The expected return of England’s Jake Connor after a knee injury is a massive fillip while co-captain Marc Sneyd is also included after missing the last game against Catalans Dragons.

Full-back Jamie Shaul could play his first game of the season after recovering from ACL surgery while Andre Savelio, Jordan Johnstone and Connor Wynne all return from bans.

On his own form, Lane admitted: “I am happy with how I’m going this year. I took a new role on playing 13 as well as back-row so I’ve expanded my game a bit.

“I’d probably say it’s the best year I’ve had. I feel like I’ve really dug in most games and am doing what I can in training to keep myself on the pitch. Hopefully the results will come, too.”

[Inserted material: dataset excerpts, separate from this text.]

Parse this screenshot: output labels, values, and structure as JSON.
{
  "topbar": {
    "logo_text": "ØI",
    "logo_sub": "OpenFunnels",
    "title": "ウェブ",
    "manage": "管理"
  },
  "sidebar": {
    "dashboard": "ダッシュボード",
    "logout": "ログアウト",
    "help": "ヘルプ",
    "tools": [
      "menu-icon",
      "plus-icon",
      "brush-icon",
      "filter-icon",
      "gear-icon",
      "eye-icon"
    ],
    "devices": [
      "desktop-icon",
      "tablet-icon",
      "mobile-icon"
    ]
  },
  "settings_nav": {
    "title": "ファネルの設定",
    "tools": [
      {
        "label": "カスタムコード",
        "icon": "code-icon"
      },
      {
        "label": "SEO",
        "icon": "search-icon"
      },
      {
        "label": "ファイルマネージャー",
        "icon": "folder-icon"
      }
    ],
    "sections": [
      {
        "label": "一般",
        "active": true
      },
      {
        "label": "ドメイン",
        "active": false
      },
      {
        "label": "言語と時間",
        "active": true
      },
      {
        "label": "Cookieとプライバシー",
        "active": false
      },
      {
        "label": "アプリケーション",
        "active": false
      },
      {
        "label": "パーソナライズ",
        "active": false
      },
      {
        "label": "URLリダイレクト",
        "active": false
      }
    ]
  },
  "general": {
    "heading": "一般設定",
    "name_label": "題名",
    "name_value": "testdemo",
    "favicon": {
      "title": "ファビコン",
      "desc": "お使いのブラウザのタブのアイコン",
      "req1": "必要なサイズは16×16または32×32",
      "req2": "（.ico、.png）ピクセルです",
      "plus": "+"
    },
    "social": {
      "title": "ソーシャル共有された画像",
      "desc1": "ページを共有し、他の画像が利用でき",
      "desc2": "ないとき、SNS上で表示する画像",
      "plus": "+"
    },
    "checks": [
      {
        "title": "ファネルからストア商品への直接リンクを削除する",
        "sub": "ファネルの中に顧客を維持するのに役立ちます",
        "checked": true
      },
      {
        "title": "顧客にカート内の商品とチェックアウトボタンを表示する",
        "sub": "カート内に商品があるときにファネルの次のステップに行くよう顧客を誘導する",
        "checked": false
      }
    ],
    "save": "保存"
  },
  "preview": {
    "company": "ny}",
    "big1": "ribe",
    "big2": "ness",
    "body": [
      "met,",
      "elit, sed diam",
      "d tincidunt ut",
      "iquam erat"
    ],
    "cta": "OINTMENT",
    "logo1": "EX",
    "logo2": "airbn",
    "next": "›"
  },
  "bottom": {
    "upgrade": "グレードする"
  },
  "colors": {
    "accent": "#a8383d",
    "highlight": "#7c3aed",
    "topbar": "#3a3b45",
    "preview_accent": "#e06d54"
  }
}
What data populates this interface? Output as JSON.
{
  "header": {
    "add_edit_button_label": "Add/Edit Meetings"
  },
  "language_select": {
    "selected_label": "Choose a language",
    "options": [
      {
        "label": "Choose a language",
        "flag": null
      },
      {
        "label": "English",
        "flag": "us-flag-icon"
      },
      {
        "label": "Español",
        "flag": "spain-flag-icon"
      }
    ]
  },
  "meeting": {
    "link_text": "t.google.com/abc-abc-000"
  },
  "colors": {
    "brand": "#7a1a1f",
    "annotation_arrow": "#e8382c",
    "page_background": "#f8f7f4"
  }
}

He is an example of the virtues of hard work and persistence; Lane suffered two significant injuries when still just a teenager.

“I had a knee injury when I was 16 and was out for a year and then I came back, played a few games, and did my back,” he recalled.

“I was out for another year with that. When I was injured, some of my mates - like Jez Litten - debuted before me when they were 18. I didn’t debut until I was 20.

“It could have set me back but I wouldn’t have the same mindset now if that hadn’t happened.

“You feel invincible until you get injured and then you realise there’s more to it and you can’t go onto the pitch and just expect to be perfectly fine; sometimes you are going to cop an injury.

“And I will have many more. But I know how to deal with them now having had two years out of the game.”